Scientific classification
- Kingdom: Plantae
- Clade: Tracheophytes
- Clade: Angiosperms
- Clade: Eudicots
- Clade: Rosids
- Order: Fabales
- Family: Fabaceae
- Subfamily: Faboideae
- Genus: Alysicarpus
- Species: A. schomburgkii
- Binomial name: Alysicarpus schomburgkii Schindl.

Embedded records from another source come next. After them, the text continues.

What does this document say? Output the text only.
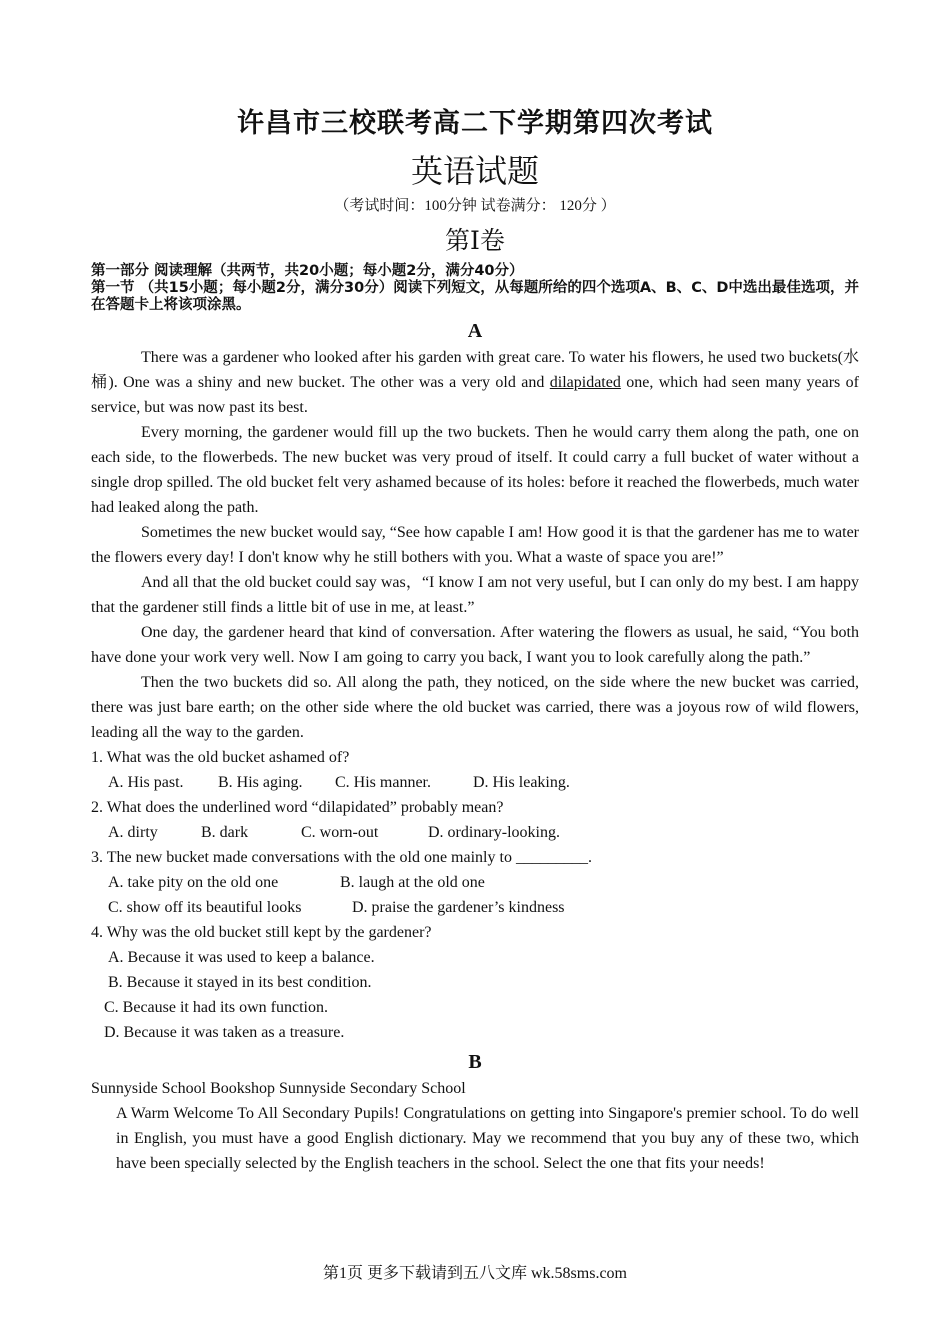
许昌市三校联考高二下学期第四次考试
英语试题
（考试时间：100分钟 试卷满分： 120分 ）
第Ⅰ卷
第一部分 阅读理解（共两节，共20小题；每小题2分，满分40分）
第一节 （共15小题；每小题2分，满分30分）阅读下列短文，从每题所给的四个选项A、B、C、D中选出最佳选项，并在答题卡上将该项涂黑。
A

There was a gardener who looked after his garden with great care. To water his flowers, he used two buckets(水桶). One was a shiny and new bucket. The other was a very old and dilapidated one, which had seen many years of service, but was now past its best.

Every morning, the gardener would fill up the two buckets. Then he would carry them along the path, one on each side, to the flowerbeds. The new bucket was very proud of itself. It could carry a full bucket of water without a single drop spilled. The old bucket felt very ashamed because of its holes: before it reached the flowerbeds, much water had leaked along the path.

Sometimes the new bucket would say, “See how capable I am! How good it is that the gardener has me to water the flowers every day! I don't know why he still bothers with you. What a waste of space you are!”

And all that the old bucket could say was，“I know I am not very useful, but I can only do my best. I am happy that the gardener still finds a little bit of use in me, at least.”

One day, the gardener heard that kind of conversation. After watering the flowers as usual, he said, “You both have done your work very well. Now I am going to carry you back, I want you to look carefully along the path.”

Then the two buckets did so. All along the path, they noticed, on the side where the new bucket was carried, there was just bare earth; on the other side where the old bucket was carried, there was a joyous row of wild flowers, leading all the way to the garden.

1. What was the old bucket ashamed of?

A. His past. B. His aging. C. His manner.	D. His leaking.

2. What does the underlined word “dilapidated” probably mean?

A. dirty	B. dark	C. worn-out	D. ordinary-looking.

3. The new bucket made conversations with the old one mainly to _________.

A. take pity on the old one	B. laugh at the old one

C. show off its beautiful looks	D. praise the gardener’s kindness

4. Why was the old bucket still kept by the gardener?

A. Because it was used to keep a balance.

B. Because it stayed in its best condition.

C. Because it had its own function.

D. Because it was taken as a treasure.

B

Sunnyside School Bookshop Sunnyside Secondary School

A Warm Welcome To All Secondary Pupils! Congratulations on getting into Singapore's premier school. To do well in English, you must have a good English dictionary. May we recommend that you buy any of these two, which have been specially selected by the English teachers in the school. Select the one that fits your needs!

第1页 更多下载请到五八文库 wk.58sms.com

= Alysicarpus schomburgkii =

- Genus: Alysicarpus
- Species: schomburgkii
- Authority: Schindl.
- Conservation status: LC

Species of legume

Alysicarpus schomburgkii is a species of pea (family Fabaceae) found in Australia, in the Northern Territory, Queensland, and Western Australia. It was first described in 1926 by Anton Schindler from four specimens: two collected at Port Darwin (one by Schomburgk, one by Foelsche) and the others from north Queensland .

==Description==
Alysicarpus schomburgkii is an annual herb growing to a height of 1 m. The leaves have minute hooked and long simple hairs on their undersides but are without a covering on the upper surface. The leaf rachis is 2–4 mm long and the leaflets are elliptic at the base of the plant, changing to linear-and spear shaped at the apex. They are about 32–150 mm long by 2–7 mm wide. The inflorescence can be up to 370 mm long and has a covering of various kinds of hairs including yellowish resinous simple hairs, septate glandular hairs, hooked hairs and colleters. The flower bracts are 4–6 mm long by about. 2.5 mm wide. The flower stalks are 3–8 mm long. The calyx tube is 1–2 mm long and has narrowly elliptic lobes. The corolla is yellow to yellow-orange. Ovules 3–5. The pod becomes dark grey with age, and is constricted between the seeds, and densely covered with colleters and minute hooked hairs. The seeds are yellow-brown, and elliptic to rhomboidal in shape.

==Distribution==
In Western Australia it is found in the IBRA regions of Central Kimberley, Dampierland, and Northern Kimberley, while in the Northern Territory it is found in the IBRA regions of Arnhem Coast, Arnhem Plateau, Cape York Peninsula, Central Arnhem, Daly Basin, Darwin Coastal, Gulf Fall and Uplands, Northern Kimberley, Ord Victoria Plain, Pine Creek, Tiwi Cobourg, and Victoria Bonaparte.

==Habitat==
It is found in well-drained, often skeletal soils.